Wednesday, August 10, 2011

"The Thug Finding the Gutenberg Press"


What is the role of digital media in cases of social disorder, be it a riot or a revolution?

The answer on the tips of every social media guru's tongue is that social media - text messaging, group messaging, social networking sites - make organizing protests and mass looting easier and faster. Without this tool, the argument implies, the young men (and it is mostly young men, for what that's worth) would not overthrow the government or burn down the business. Another argument states that it is the way the rulers are behaving (austerity measures, police brutality, and a gap between rich fat cats and the proletariat) that inevitably leads to this kind of behavior.

Both of these arguments seem unsatisfying to me. Riots and revolutions happened without social media and there have been plenty of nations throughout history that had huge disparities between ruling classes and non-ruling classes that didn't erupt into violence for long periods of time. Perhaps both of these things contribute to the likelihood of these events, but perhaps there are other ways in which the new media landscape contributes to this likelihood.

Media content, be it what we see on television, what we read on our favorite site for news, or what we see in our Facebook feed, influences our ideas of what is normal in society or the sub-segment of society to which we believe we belong, which in turn affects our actions. By framing a certain behavior as more or less normal, a message sender can affect behavior of the message receivers. Its possible that various kinds (both positive and negative) of coverage of social unrest frame it as something that angry young men at a certain place in time do, enforcing a kind of norm to engage in civil disobedience, violence, or destruction of property. Instead of relying on the depictions of protesters, freedom fighters, and rioters that the mainstream news give us, we can get a first-hand look at them on social media sites. Even if only 5% of the population goes to these sources instead of MSM for coverage of the unrest, if its the right 5% (i.e. the 5% inclined toward real-world action), it matters. Perhaps this gives readers the impression that these aren't just objects on the screen to be watched, but people who are similar to the readers, who could interact with the readers. Maybe that makes identifying with them easier.

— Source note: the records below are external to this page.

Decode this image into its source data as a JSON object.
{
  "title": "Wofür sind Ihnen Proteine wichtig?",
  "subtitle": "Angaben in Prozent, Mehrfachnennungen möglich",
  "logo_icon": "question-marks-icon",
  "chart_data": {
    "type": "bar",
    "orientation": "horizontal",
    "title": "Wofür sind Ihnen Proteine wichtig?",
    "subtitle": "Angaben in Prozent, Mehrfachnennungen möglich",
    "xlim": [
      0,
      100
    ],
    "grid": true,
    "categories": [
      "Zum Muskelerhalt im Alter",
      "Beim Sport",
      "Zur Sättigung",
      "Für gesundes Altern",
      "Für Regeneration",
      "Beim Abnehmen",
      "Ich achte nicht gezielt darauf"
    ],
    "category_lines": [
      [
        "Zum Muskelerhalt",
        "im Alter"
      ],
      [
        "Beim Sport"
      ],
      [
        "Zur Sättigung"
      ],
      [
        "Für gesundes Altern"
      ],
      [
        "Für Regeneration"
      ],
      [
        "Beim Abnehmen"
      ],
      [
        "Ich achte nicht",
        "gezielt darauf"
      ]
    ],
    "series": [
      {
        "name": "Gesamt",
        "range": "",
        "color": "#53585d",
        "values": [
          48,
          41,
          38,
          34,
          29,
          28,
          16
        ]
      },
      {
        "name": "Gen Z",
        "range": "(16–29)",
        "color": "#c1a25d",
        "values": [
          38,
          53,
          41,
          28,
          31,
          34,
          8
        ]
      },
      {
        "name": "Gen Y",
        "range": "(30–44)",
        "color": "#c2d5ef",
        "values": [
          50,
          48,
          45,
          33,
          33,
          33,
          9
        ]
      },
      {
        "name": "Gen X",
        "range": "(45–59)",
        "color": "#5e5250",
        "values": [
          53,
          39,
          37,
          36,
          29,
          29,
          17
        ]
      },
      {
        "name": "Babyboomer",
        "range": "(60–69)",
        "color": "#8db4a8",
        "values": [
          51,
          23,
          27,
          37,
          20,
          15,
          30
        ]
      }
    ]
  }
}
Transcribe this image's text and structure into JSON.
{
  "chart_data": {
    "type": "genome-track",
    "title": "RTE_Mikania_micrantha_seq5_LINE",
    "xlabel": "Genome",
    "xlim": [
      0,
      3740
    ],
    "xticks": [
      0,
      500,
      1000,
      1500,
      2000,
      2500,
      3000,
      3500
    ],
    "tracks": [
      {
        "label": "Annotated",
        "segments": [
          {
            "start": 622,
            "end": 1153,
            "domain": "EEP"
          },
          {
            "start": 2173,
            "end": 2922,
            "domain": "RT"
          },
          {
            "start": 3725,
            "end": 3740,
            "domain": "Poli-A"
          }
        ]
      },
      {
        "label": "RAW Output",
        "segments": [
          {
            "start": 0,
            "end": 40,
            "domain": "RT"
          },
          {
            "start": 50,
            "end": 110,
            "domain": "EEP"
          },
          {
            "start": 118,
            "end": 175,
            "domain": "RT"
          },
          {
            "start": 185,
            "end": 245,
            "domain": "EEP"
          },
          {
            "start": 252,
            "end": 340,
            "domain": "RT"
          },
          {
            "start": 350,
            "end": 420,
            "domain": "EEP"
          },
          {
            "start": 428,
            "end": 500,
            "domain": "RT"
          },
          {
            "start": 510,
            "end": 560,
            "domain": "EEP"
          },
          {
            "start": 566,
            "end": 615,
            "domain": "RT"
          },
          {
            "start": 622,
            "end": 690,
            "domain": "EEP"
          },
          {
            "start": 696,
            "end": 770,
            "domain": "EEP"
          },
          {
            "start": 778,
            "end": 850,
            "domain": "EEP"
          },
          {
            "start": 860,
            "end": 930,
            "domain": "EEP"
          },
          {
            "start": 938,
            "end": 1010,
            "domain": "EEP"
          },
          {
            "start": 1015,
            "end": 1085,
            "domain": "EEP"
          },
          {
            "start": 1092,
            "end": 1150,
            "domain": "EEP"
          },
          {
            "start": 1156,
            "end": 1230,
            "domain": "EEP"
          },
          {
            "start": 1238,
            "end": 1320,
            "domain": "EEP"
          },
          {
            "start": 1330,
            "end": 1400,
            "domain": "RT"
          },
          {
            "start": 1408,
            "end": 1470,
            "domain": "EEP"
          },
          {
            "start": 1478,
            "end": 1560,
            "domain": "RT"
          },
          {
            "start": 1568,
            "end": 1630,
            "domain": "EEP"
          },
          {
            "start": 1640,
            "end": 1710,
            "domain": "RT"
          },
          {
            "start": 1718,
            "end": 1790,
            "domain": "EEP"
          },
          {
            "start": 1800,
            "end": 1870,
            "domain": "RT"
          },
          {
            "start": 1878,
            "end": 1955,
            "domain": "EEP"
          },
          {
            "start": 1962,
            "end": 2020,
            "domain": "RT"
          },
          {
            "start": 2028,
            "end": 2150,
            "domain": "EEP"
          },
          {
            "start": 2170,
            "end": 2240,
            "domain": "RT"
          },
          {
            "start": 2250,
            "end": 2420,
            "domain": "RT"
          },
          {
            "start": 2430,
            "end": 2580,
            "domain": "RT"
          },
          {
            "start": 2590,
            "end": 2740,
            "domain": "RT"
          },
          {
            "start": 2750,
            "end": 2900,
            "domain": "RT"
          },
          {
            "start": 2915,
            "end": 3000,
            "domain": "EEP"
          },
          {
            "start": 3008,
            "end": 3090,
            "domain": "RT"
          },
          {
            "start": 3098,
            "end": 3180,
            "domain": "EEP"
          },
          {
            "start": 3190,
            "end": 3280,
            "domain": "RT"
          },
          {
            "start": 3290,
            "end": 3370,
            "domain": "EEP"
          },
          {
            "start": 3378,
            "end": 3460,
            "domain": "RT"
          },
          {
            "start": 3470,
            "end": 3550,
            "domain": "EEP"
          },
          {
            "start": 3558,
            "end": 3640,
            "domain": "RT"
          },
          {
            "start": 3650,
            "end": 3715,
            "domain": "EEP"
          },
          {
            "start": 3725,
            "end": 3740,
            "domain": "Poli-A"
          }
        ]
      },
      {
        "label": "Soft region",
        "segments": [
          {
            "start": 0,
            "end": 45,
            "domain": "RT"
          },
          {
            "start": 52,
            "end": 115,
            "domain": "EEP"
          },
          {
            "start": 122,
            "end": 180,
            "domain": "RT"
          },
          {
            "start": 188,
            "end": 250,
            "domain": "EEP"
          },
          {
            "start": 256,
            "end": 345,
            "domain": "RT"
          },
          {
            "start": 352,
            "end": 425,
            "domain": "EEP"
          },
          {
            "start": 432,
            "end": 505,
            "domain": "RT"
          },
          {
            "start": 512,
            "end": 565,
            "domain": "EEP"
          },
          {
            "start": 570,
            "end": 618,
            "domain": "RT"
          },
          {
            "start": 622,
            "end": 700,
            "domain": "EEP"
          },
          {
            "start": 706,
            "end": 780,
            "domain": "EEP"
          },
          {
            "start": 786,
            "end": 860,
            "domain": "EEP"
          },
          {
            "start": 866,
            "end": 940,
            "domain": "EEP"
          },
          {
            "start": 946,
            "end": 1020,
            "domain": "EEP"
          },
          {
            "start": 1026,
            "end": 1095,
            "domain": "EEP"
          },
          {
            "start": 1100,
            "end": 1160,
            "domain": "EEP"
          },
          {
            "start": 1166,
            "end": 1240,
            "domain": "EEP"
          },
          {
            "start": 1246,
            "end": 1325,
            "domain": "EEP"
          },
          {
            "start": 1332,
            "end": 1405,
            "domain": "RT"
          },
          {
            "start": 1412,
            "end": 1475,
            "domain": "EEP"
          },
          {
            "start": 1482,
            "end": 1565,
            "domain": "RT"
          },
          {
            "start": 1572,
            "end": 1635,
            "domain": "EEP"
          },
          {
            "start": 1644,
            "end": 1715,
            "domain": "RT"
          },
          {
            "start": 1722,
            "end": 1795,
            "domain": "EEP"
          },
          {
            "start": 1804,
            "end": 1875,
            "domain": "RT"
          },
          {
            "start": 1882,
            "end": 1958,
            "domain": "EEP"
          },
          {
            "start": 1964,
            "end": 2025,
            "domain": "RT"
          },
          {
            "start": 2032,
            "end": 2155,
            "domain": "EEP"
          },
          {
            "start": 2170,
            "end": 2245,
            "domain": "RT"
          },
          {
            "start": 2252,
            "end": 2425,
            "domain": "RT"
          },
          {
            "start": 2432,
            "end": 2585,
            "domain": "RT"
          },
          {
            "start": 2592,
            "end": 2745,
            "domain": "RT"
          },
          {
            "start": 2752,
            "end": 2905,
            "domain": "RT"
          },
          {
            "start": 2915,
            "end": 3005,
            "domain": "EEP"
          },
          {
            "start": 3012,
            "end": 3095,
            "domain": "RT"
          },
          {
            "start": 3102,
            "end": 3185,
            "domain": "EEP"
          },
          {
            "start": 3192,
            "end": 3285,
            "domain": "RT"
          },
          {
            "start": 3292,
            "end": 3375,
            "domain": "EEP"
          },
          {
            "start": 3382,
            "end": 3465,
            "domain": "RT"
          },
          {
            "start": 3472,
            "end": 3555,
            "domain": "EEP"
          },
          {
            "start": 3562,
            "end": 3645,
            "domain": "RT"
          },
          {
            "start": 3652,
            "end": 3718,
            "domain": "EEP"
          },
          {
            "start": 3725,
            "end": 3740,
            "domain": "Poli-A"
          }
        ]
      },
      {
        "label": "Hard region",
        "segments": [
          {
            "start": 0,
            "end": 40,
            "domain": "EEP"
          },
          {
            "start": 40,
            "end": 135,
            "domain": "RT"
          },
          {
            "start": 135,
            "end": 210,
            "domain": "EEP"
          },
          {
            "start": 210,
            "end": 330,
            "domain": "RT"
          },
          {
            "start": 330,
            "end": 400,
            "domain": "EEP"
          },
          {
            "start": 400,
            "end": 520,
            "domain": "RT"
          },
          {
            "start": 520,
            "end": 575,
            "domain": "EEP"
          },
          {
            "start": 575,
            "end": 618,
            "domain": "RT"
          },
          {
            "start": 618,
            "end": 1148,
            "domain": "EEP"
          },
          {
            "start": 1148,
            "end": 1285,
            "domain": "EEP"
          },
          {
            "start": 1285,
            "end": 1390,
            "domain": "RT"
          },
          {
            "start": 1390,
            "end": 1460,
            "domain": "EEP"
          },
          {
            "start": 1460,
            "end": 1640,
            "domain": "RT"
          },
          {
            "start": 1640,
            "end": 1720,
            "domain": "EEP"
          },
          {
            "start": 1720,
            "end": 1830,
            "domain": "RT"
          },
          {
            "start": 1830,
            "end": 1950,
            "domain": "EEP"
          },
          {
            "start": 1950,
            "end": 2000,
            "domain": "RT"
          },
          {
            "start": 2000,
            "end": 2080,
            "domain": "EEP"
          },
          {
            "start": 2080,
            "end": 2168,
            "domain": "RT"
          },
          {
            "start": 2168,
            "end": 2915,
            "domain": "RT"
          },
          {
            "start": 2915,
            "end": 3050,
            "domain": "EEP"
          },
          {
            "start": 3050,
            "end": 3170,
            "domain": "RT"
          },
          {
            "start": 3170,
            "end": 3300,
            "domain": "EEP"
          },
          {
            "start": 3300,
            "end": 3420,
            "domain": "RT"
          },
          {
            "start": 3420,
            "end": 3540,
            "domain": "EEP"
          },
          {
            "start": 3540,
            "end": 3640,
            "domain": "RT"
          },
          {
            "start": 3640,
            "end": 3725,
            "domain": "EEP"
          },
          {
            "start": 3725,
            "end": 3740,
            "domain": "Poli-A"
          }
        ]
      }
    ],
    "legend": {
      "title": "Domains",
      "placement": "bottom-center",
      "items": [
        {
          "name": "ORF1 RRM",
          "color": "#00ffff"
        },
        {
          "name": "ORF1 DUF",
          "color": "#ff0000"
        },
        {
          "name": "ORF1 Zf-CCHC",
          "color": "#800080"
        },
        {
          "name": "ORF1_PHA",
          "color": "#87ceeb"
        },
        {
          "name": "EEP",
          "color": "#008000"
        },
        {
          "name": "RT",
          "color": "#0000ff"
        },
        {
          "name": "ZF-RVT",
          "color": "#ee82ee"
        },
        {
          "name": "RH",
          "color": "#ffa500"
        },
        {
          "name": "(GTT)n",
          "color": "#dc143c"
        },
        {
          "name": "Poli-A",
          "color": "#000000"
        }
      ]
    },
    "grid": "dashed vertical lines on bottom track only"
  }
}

The panoply of opinions and ideologies on the internet makes finding justification (and a group that makes your thoughts about behaving in a certain way more normal) easier to find as well. I think this gets lost in the discussion of how easy social media facilitates the logistics of social unrest. You may start out with anger, but if that anger can't find justification, its unlikely to manifest itself in action. Sure, a mind sufficiently detached from reality can find a justification pretty much anywhere, but even those with a firm grip on reality can find reasons to act in ways that they couldn't when the messages were manufactured by people with too much to lose to advocate civil disobedience, violence, or property destruction.

Perhaps the default sentiment toward authority in complex societies is anger, an instinct that we feel from perceiving that we do not have much control over our fate. But that anger gets channeled into avenues other than civil disobedience, violence, and property destruction when we can't find justification or a group performing these actions to make them seem more normal.